# Integration of a fit function in a TH1 object

I have a experimental energy distribution

``````h_ffEcm[i] = new TH1F(h_name,h_title,1000,0,250);
``````

which has a high energy threshold; the lower energy part is cut off (see figure 1).

To estimate how much of the true distribution I’m missing I make a Gaussian fit

``````fit[i] = new TF1(f_name,"gaus",0,250);
``````

using only the high energy part (red line)

`````` h_ffEcm[i]->Fit(fit[i],"QB","",95,150);
``````

then I integrate the experimental distribution (h_ffEcm[i]->Integrate()), then the Gaussian distribution (fit[i]->Integral(0,250)), then take the ratio, which becomes my correction factor, a number shown in the figure.

You may notice the factor is close to 2, when a trained eye would say it’s close to 0.5.

If I rebin the histogram

``````h_ffEcm[i] = new TH1F(h_name,h_title,250,0,250);
``````

i.e. 1 MeV bins instead of 0.25 MeV bins, then the factor becomes 0.49 (figure 2), which is the correct factor.

To recap, if I use 0.25 MeV binning of the histogram, the integration of the fit function is 4 times smaller than it should, i.e. in terms of the TH1 constructor the integration is excactly xbins/nbins smaller.

Regardless of binning, h_ffEcm[i]->Integrate()=56382 (also the number of entries).

If nbins=1000, xbins=250, fit[i]->Integral(0,250) = 28501.15.
If nbins=250, xbins=250, fit[i]->Integral(0,250) = .114161.82.
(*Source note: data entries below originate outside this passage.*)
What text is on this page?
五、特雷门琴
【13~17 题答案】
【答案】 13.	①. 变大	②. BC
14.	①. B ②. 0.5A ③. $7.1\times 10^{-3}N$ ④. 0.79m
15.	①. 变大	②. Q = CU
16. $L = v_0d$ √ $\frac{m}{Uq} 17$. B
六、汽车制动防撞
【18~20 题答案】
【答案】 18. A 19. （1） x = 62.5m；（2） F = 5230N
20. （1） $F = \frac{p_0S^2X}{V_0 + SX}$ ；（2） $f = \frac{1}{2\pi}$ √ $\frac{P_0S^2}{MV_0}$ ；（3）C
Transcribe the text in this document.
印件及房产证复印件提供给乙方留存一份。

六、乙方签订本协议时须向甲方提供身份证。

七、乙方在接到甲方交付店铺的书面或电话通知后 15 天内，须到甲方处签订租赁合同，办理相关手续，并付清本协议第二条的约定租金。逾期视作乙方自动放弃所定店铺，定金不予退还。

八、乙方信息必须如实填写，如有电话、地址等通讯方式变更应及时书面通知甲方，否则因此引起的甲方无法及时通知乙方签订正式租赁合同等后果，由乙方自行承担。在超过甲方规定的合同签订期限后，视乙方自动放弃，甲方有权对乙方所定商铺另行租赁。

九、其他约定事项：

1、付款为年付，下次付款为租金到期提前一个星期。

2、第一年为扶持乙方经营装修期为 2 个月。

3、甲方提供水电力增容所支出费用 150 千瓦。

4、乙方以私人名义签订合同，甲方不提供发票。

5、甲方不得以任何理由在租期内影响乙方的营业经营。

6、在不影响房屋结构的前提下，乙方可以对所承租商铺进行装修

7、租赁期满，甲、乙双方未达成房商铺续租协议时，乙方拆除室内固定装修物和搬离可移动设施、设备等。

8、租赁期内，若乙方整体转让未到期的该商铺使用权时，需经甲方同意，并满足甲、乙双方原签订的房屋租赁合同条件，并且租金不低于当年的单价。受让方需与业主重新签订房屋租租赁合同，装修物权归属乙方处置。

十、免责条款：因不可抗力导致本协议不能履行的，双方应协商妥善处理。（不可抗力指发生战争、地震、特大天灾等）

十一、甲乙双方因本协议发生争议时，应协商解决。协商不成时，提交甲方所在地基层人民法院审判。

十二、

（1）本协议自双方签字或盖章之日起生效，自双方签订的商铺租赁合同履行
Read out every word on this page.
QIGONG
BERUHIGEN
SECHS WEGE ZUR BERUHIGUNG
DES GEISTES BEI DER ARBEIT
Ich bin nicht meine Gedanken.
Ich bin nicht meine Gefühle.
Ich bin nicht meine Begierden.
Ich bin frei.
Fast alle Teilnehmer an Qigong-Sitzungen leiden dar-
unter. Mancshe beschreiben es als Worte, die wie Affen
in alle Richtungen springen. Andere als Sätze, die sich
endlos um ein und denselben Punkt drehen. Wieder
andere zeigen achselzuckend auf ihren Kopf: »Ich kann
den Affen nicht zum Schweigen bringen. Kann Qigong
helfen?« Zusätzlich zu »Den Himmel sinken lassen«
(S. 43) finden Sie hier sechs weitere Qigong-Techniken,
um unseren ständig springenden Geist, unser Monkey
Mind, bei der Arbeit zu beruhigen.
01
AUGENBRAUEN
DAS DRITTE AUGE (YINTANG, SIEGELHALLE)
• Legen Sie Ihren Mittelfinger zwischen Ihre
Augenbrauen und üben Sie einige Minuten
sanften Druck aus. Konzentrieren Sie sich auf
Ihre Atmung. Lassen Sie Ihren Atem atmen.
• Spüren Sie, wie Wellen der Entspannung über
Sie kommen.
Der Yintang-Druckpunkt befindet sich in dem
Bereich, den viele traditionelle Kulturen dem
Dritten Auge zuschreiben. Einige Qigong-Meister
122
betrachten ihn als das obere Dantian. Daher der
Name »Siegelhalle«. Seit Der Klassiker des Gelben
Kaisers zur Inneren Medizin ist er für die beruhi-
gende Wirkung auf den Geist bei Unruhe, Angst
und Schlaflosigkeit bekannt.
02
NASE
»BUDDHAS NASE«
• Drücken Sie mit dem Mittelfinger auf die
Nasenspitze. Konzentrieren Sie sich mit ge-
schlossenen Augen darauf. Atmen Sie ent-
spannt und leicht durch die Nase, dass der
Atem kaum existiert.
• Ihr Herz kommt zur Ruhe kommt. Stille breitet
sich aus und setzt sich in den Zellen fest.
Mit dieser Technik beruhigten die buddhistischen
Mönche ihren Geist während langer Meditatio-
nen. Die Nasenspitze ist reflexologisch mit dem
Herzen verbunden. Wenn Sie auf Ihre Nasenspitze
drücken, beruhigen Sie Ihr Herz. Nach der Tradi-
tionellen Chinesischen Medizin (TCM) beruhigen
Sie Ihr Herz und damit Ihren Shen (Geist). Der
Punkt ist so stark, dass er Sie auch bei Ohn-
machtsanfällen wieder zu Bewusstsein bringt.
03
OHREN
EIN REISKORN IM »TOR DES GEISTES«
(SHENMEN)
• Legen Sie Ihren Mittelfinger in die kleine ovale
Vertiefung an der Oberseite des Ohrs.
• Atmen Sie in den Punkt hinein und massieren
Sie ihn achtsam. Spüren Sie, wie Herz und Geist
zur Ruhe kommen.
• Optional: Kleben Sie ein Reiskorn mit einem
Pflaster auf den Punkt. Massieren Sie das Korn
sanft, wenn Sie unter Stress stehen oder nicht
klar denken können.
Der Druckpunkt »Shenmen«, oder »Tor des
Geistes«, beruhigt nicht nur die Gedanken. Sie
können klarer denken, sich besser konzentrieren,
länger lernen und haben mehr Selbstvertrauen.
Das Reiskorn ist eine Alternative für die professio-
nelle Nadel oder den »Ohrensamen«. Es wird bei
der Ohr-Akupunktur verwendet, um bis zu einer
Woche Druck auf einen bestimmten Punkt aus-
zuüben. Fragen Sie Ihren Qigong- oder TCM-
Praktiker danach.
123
Can anybody explain this behavior, is it a bug or an artifact of mixing objects (TF1, TH1)?

Try:
root […] h_ffEcm[i]->Integral(1, h_ffEcm[i]->GetNbinsX(), “width”)
If it helps, see http://root.cern.ch/root/html/TH1.html#TH1:Integral@1 and http://root.cern.ch/root/html/TH1.html#TH1:Integral

1. h_ffEcm[i]->Integral() = 56382
2. h_ffEcm[i]->Integral(1, h_ffEcm[i]->GetNbinsX(), “width”) = 14095.50

This is OK. 1) is the summing of the bin content, 2) is multiplying the bin content with the bin width and summing. Both are mathematically sound.

But, this is not the issue. The issue is fit[i]->Integral(0,250), which returns different numbers depending on the bin width of the histogram. That doesn’t seem mathematically sound.

If you see root.cern.ch/root/html/TF1.html#TF1:Integral,

(borrowed image from page)

The two integrations,

fit[i]->Integral(0,250) = 28501.15 (nbins=1000 of h_ffEcm[i])
fit[i]->Integral(0,250) = 114161.82 (nbins=250 of h_ffEcm[i])

seem to imply there is something wrong with the dx in the numerical implementation of the integration, right?

In my view, fit[i]->Integral(0,250) = 114161.82 always, regardless of the numbers of bins of h_ffEcm[i]. That is my point.

And what does
root […] h_ffEcm[i]->Integral(1, h_ffEcm[i]->GetNbinsX(), “width”)
return when you change the numbers of bins of “h_ffEcm[i]”?

h_ffEcm[i]->Integral(1, h_ffEcm[i]->GetNbinsX(), “width”) returns what it should return regardless of the number of bins. Again, that is not the issue I’m trying solve here.

Hello Ricardo,

by looking at the y-axis of the two pictures you have posted I am not surprised, that the integral over the fit function gives different results. This is because the bins display the number of entries in the respective x-range. After rebinning the y-value of each bin has increased by a factor of approximately 4. Thus the prefactor of the gaussian fit function should have also increased by a factor of 4.

To get a scale-invariant measure you have to divide the integral over the fit function by the binwidth.

I hope this will lead you to the correct result.

I think I now understand this behavior. Basically, the TF1 object is detached from the TH1 object, and I have two options; either divide the TF1 integration by the bin width of the TH1 object, or I multiply the bin content by the bin width of the TH1 object and sum, i.e. use the “width” option mentioned by Pepe Le Pew. I think the former is more transparent, as it involves quantities of one type of object only.

Thank you both.

You should use the latter solution (i.e. integrate your histogram using the “width” option and directly compare this value to the integral of the fitted function). This will work for any type of histogram.
The former solution will only work for “fix bin size” histograms.

Sorry, I meant the latter, just because of the same reason you mention.